The results are startling. In 2016, plaintiffs’ cases went to discovery in about three-quarters of cases in the Southern District of Illinois but under one-fifth of cases in the Middle District of Louisiana. Plaintiffs settled or won almost half of the cases they brought in the Southern District of Illinois but none in the Middle District of Louisiana. The districts’ differences extend to case-management decisions, with discrepancies in decisions to open or close; when and whether to impose initial-disclosure obligations; how to interact with incarcerated litigants confused by the process; and when and whether to recruit counsel in complex cases. The same trends extended to 2022, with discovery, settlement, and counsel recruitment skewed significantly toward Menard plaintiffs. In illuminating the districts’ differences, Part III draws descriptive accounts from cases forming the basis of the study.

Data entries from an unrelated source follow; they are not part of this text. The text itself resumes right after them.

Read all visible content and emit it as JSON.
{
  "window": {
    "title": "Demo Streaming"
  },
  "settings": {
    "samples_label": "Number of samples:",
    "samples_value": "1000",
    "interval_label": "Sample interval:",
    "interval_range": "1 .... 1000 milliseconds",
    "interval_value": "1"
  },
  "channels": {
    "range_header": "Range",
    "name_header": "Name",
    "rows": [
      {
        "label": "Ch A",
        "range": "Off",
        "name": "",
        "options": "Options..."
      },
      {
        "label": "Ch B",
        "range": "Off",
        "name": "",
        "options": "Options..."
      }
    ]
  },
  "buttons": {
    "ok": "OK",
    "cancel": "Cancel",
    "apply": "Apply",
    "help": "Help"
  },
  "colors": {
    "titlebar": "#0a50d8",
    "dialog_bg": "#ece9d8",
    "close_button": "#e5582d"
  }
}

Part IV argues that the discovery problems discussed in Part II, paired with the wildly inconsistent outcomes in the districts surveyed in Part III, together are cause for both pessimism and optimism. First, the lack of standardization and amalgam of restrictions on evidence gathering show a deep and obvious need for reform. It should not be that evidence related to wrongdoing in prison goes discovered or hidden, and a meritorious claim rises or falls, based on the district in which a person does time. Indeed, the results add fodder to scholars’ longstanding observations of randomness and arbitrariness in judicial decision-making—a situation antithetical to our “national desire for equal treatment in adjudication.”62 Nonetheless, the cases from the Southern District of Illinois provide unique insight into a district whose approach and outcomes constitute a profound—and surprisingly positive—outlier in prison litigation. They imply that, even considering the PLRA’s restrictions on prison litigation, there are healthy and effective ways to expand incarcerated plaintiffs’ access to the discovery process.

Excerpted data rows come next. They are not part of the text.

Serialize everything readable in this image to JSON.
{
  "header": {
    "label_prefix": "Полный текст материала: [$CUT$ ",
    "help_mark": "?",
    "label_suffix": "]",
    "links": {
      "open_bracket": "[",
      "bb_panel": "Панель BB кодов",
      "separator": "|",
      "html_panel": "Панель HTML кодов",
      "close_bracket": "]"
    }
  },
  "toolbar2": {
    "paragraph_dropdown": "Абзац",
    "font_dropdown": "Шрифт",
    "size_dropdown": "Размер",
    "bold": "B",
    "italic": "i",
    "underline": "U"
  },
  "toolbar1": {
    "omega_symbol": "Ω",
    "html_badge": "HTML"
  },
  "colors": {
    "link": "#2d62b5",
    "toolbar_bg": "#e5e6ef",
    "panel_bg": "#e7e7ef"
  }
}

Part IV ends by suggesting avenues for reform. First, courts should, where resources permit, be far more open to recruiting counsel for imprisoned plaintiffs embarking upon discovery. Second, courts should standardize the discovery process in prison litigation, creating certain tailored discovery rules for imprisoned litigants’ claims. Third, judges should intervene through telephonic status conferences to advise plaintiffs on the process and ensure that they are not floundering or getting the runaround. Fourth, courts should take creative approaches to widening the availability of discovery tools, including making use of new technology to broaden incarcerated litigants’ access to oral depositions. And finally, there should be efforts both in and out of court to police the creation, storage, and disclosure of evidence. This includes spoliation sanctions or curative measures when prisons overwrite surveillance footage after someone has filed a grievance implicating that footage. It also means devising standardized protocols for flagging evidence that poses security risks, along with safe procedures to handle that evidence’s production and use. These admittedly incomplete proposals mark the start of a long-needed confrontation with our prison discovery crisis.